Wenn der Satz "Er hat das Handy in seiner Wohnung" hieß, könnte "in seiner Wohnung" umgangssprachlich von "bei sich" oder "bei ihm" ersetzt werden? (Beachte, dass "Er" und "seiner" sich auf die selbe Person beziehen). Ich halte "bei sich" für richtig.


----------



## 六道仙人

Danke manfry für Ihre lange Erklärung.


----------



## manfy

Perseas said:


> Wenn der Satz "Er hat das Handy in seiner Wohnung" hieß, könnte "in seiner Wohnung" umgangssprachlich von "bei sich" oder "bei ihm" ersetzt werden? (Beachte, dass "Er" und "seiner" sich auf die selbe Person beziehen). Ich halte "bei sich" für richtig.


 
Zuerst ein Wort der Warnung: Du solltest nie versuchen, Umgangssprache zu erlernen (z.B. um "natürlicher" zu klingen), denn dies wird mit hoher Wahrscheinlichkeit fehlschlagen!
Umgangssprache ist immer eine Mischung aus Standardsprache und Dialekt. Die Art und Anzahl der Fehler, die bei Muttersprachlern in die umgangssprachliche Anwendung der Standardsprache einfließt hängt dann davon ab, wie freizügig der regionale Dialekt mit gewissen Worten und Grammatikkonzepten umgeht.
Kurz gesagt, unterschiedliche Regionen haben unterschiedliche Umgangssprachen, die sich durch andere Wortwahl, Formulierungsweisen und systematische Grammatikfehler erkennbar machen, auch wenn der Sprecher versucht, sich rein standardsprachlich auszudrücken.

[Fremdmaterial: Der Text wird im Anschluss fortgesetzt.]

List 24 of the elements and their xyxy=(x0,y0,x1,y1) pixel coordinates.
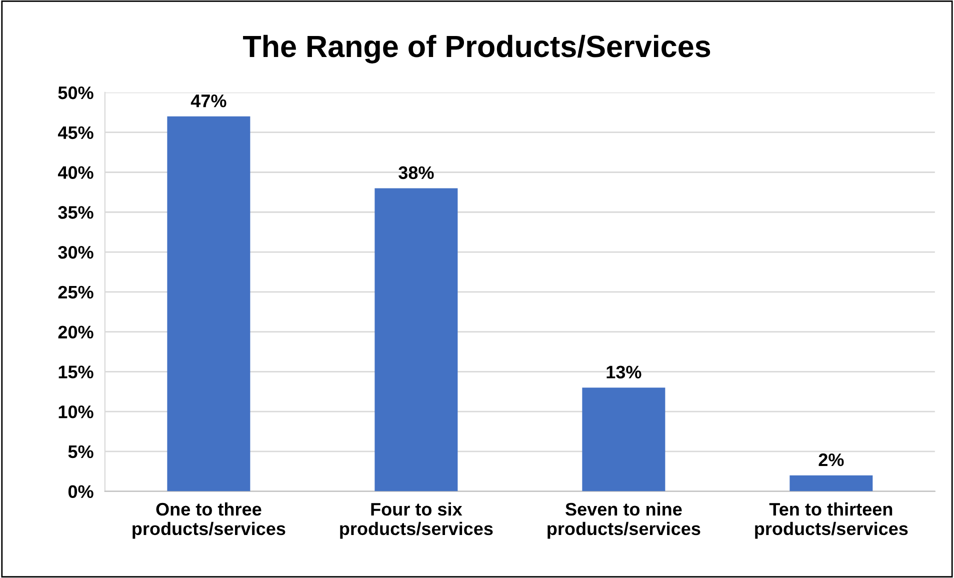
y-tick-label: 25% xyxy=(58,286,94,299)
y-tick-label: 40% xyxy=(58,166,94,179)
y-tick-label: 5% xyxy=(68,445,94,458)
data-label: 2% xyxy=(818,453,844,466)
data-label: 38% xyxy=(398,166,434,180)
x-tick-label: One to three products/services xyxy=(132,502,286,539)
y-tick-label: 35% xyxy=(58,206,94,219)
bar xyxy=(374,188,458,492)
x-tick-label: Four to six products/services xyxy=(340,502,493,539)
y-tick-label: 0% xyxy=(68,485,94,498)
chart-title: The Range of Products/Services xyxy=(243,34,710,64)
y-tick-label: 10% xyxy=(58,405,94,418)
bar xyxy=(790,475,873,492)
bar xyxy=(167,116,250,492)
y-tick-label: 45% xyxy=(58,126,94,140)
data-label: 13% xyxy=(606,366,642,379)
x-tick-label: Ten to thirteen products/services xyxy=(755,502,908,539)
data-label: 47% xyxy=(190,94,226,108)
y-tick-label: 50% xyxy=(58,86,94,100)
y-tick-label: 20% xyxy=(58,326,94,338)
y-tick-label: 15% xyxy=(58,366,94,378)
y-tick-label: 30% xyxy=(58,246,94,259)
bar xyxy=(582,388,666,492)
x-tick-label: Seven to nine products/services xyxy=(548,502,700,539)
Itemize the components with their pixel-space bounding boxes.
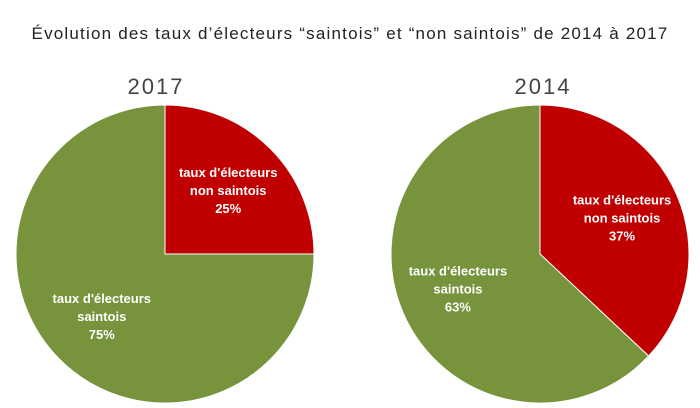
pie-slice-non-saintois — [164, 104, 315, 255]
pie-slice-label-line: saintois — [433, 282, 482, 297]
pie-slice-label-line: taux d'électeurs — [573, 192, 671, 207]
pie-slice-label-line: non saintois — [190, 183, 267, 198]
pie-slice-label-line: taux d'électeurs — [409, 264, 507, 279]
pie-slice-label: taux d'électeurs saintois 63% — [409, 264, 507, 315]
pie-year-title: 2014 — [515, 74, 572, 99]
pie-slice-value: 75% — [89, 327, 115, 342]
chart-title: Évolution des taux d’électeurs “saintois… — [31, 24, 669, 43]
pie-slice-label: taux d'électeurs non saintois 37% — [573, 192, 671, 243]
pie-slice-value: 25% — [215, 201, 241, 216]
pie-slice-label: taux d'électeurs saintois 75% — [53, 291, 151, 342]
pie-slice-saintois — [15, 104, 315, 404]
pie-slice-label-line: taux d'électeurs — [179, 165, 277, 180]
pie-slice-label: taux d'électeurs non saintois 25% — [179, 165, 277, 216]
pie-slice-label-line: non saintois — [584, 210, 661, 225]
pie-slice-label-line: taux d'électeurs — [53, 291, 151, 306]
pie-slice-value: 37% — [609, 228, 635, 243]
pie-slice-value: 63% — [445, 300, 471, 315]
pie-slice-saintois — [390, 104, 650, 404]
pie-slice-non-saintois — [539, 104, 690, 357]
pie-slice-label-line: saintois — [77, 309, 126, 324]
pie-year-title: 2017 — [128, 74, 185, 99]
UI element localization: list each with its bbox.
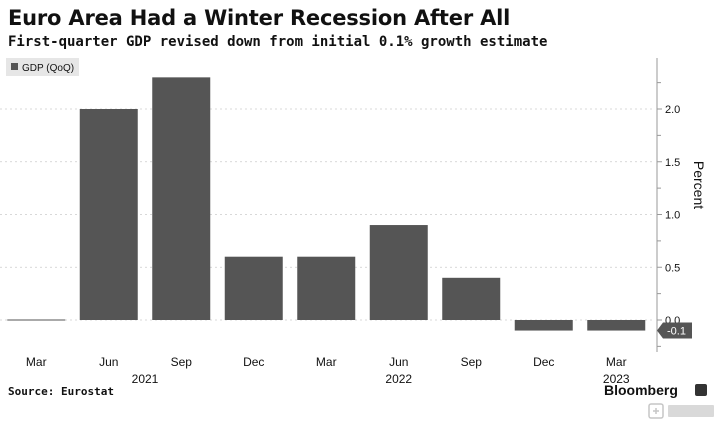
y-tick-label: 0.5: [665, 262, 680, 274]
watermark-logo-icon: [648, 403, 714, 419]
x-tick-label: Sep: [171, 355, 193, 369]
x-year-label: 2021: [132, 372, 159, 386]
legend-swatch: [11, 63, 18, 70]
bar: [224, 256, 283, 320]
legend-box: [6, 58, 79, 76]
chart-subtitle: First-quarter GDP revised down from init…: [8, 34, 548, 50]
x-year-label: 2023: [603, 372, 630, 386]
y-axis-title: Percent: [691, 161, 707, 209]
legend-label: GDP (QoQ): [22, 63, 74, 74]
x-tick-label: Mar: [26, 355, 47, 369]
last-value-label: -0.1: [667, 326, 686, 338]
bar: [587, 320, 646, 331]
y-tick-label: 2.0: [665, 104, 680, 116]
y-tick-label: 1.0: [665, 210, 680, 222]
x-tick-label: Mar: [606, 355, 627, 369]
source-note: Source: Eurostat: [8, 385, 114, 398]
bar: [514, 320, 573, 331]
x-tick-label: Sep: [461, 355, 483, 369]
x-year-label: 2022: [385, 372, 412, 386]
bar: [79, 109, 138, 320]
bar: [152, 77, 211, 320]
x-tick-label: Dec: [243, 355, 264, 369]
y-tick-label: 1.5: [665, 157, 680, 169]
brand-logo: Bloomberg: [604, 382, 678, 398]
brand-badge-icon: [695, 384, 707, 396]
bar: [297, 256, 356, 320]
x-tick-label: Jun: [389, 355, 408, 369]
bar: [442, 277, 501, 320]
last-value-badge: [657, 322, 692, 339]
chart-title: Euro Area Had a Winter Recession After A…: [8, 6, 511, 30]
x-tick-label: Dec: [533, 355, 554, 369]
bar: [369, 225, 428, 320]
x-tick-label: Mar: [316, 355, 337, 369]
x-tick-label: Jun: [99, 355, 118, 369]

Zur Beantwortung deiner Frage beziehe ich mich auf den bairischen Dialektraum.
Es scheint, dass es hier eine Unterscheidung zwischen echt reflexiver und anderweitig reflexiver Anwendung gibt:
"Des hot er *si* scho denkt" = "Das hat er *sich* schon gedacht" -> Reflexive Anwendung ist identisch mit Standardsprache und "si/sich" ist auch im Dialekt vollkommen idiomatisch.
"Er hot's Handy bei *eam* in da Wohnung vergessn" ("Er hat das Handy bei *ihm* in der Wohnung vergessen") = standardsprachlich "Er hat das Handy bei sich in der Wohnung vergessen".
Falls der Kontext dies erlaubt, wird 'eam/ihm' immer als Reflexivpronomen verstanden. "bei sich in der Wohnung" wäre im Dialekt sehr sonderbar und unidiomatisch. Genau dieser Fehler rutscht bei südlichen Sprechern dann gerne in die Standardsprache!

Abschließende Anmerkung:
"Er hat das Handy bei sich in der Wohnung" ist mehrdeutig und sollte vermieden werden, da 'bei sich' andeutet, dass er es am Körper hat. Besser und eindeutiger: "Er hat das Handy in seiner Wohnung [vergessen]".
("Seiner" *kann* sich hier zwar auf das Subjekt beziehen, ist jedoch gleichzeitig ein Possessivpronomen (wird erfragt mit "wessen Wohnung?") und damit ist die Funktion als Reflexivpronomen ausgeschlossen.)

---------------------
PS: Falls ich an deiner Frage vorbeigeredet habe:
"Er hat das Handy in seiner Wohnung" kannst du weder in Standard-, noch Umgangssprache durch "Er hat das Handy bei sich" ersetzen. "Bei sich" ohne nähere Angaben bedeutet immer "bei sich am Körper" oder "bei sich in Reichweite".
Und so betrachtet, ist "bei sich in der Wohnung" gar nicht so mehrdeutig wie ich dachte. Man kann "in der Wohnung" als eingrenzendes/beschreibendes Attribut zu "sich" verstehen. (Aber ich bin mir nicht sicher, was die Standardgrammatik von dieser Interpretation hält!)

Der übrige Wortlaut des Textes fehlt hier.